Pendants can be made of just about anything, including shiny rocks of precious value like diamonds, emeralds, and pearls, or semi-precious ones like agate, topaz, and calcite. Teeth, ivory, bone, wood, ceramics, plastic, glass, precious metals, stone, shells, nuts, seeds, and basically anything a person can get their hands on can also be used. Lockets are special kinds of pendants where you can display photographs or locks of your baby's hair, and there are even little pendant bottles with threaded lids where you can hide precious or necessary items. Tools carried about the neck on lanyards, such as compasses, whistles, and knives, can also be considered pendants, but in this article we'll stick to the jewelry sense.
A popular style
Cultures all over their world have elaborated extensively on the theme of the pendant. In India, there are several popular styles of pendants, including the mangalsutra, a colorful pendant that almost all married women wear. In fact, wearing a mangalsutra has become a point of contention among some feminists, who insist that it is a symbol thrust upon women by their patriarchal society. Another popular Indian style is the thewa pendant, which is often worn with earrings of the same type. The intricate thewa jewelry is made by carefully layering gold leaf onto colored glass.

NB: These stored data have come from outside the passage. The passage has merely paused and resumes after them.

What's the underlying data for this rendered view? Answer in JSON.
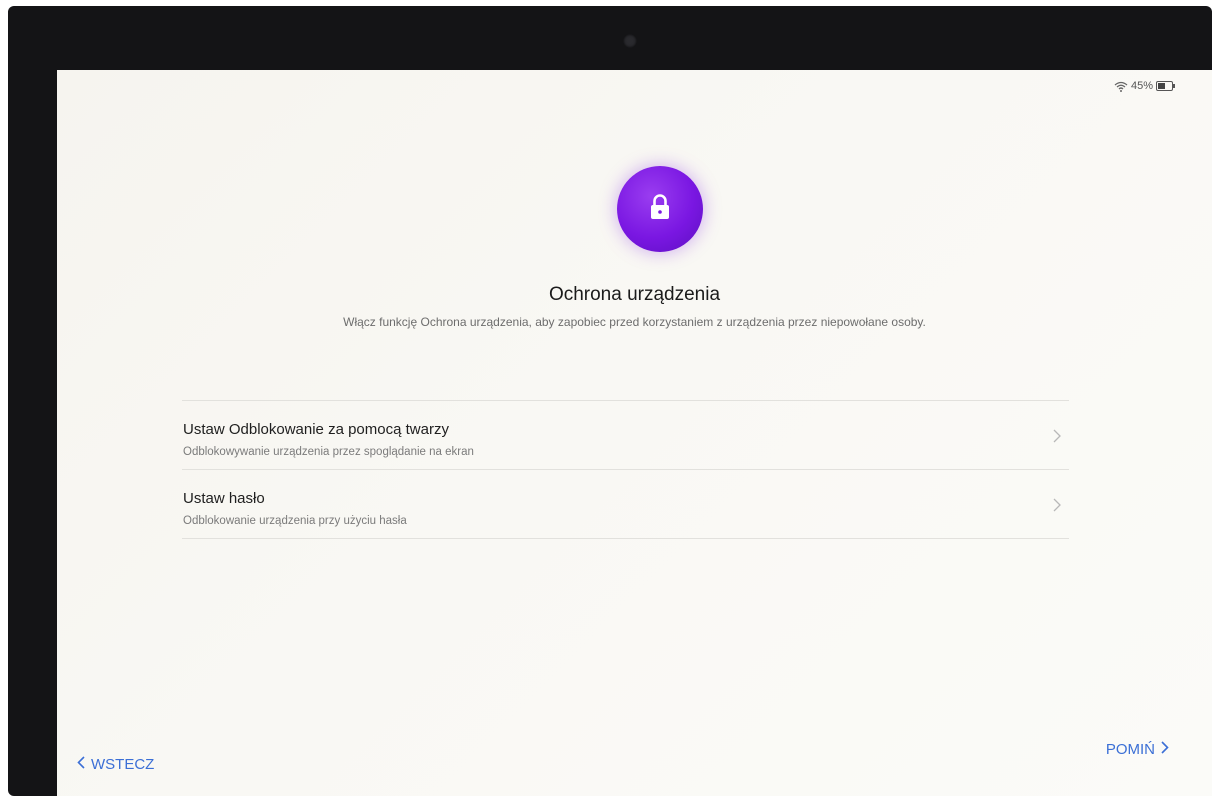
{
  "status_bar": {
    "battery_text": "45%",
    "icons": [
      "wifi-icon",
      "battery-icon"
    ]
  },
  "header": {
    "icon": "lock-icon",
    "title": "Ochrona urządzenia",
    "subtitle": "Włącz funkcję Ochrona urządzenia, aby zapobiec przed korzystaniem z urządzenia przez niepowołane osoby."
  },
  "options": [
    {
      "title": "Ustaw Odblokowanie za pomocą twarzy",
      "description": "Odblokowywanie urządzenia przez spoglądanie na ekran",
      "icon": "chevron-right-icon"
    },
    {
      "title": "Ustaw hasło",
      "description": "Odblokowanie urządzenia przy użyciu hasła",
      "icon": "chevron-right-icon"
    }
  ],
  "navigation": {
    "back_label": "WSTECZ",
    "skip_label": "POMIŃ"
  },
  "colors": {
    "accent": "#3b6fd6",
    "badge": "#7a17e2",
    "background": "#f9f8f4"
  }
}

Worldwide, pendants are often made of gemstones, either singly or in settings of several or more. Carved semi-precious stones, such as jade rings, are favored as pendants in some Oriental cultures, and of course diamonds are popular everywhere. Pendants can be as simple as pierced and threaded coins, or as complex as thewa, or intricately carved stone, wood, or ivory.
In truth, almost anything can be made into a pendant. You could, if you wished, pierce a shotgun shell and wear it around your neck on a string; but it's doubtful it would catch on as the new fashion trend. Shark teeth, on the other hand, make quite interesting pendants, and so do shiny chunks of gold and silver, worked fragments of rock and wood, and carved animal byproducts like horn and ivory. When it comes down to it, types and styles of pendants are limited only to the human imagination, and remember, we're the ones who came up with the idea of a mythical godlike being in red who uses flying animals to delivery rewards and punishments to millions of children on one night of the year during the winter solstice. If we can dream up Santa Claus, is it any stretch to imagine the experimentation that led to the bewildering variety of pendants the world over?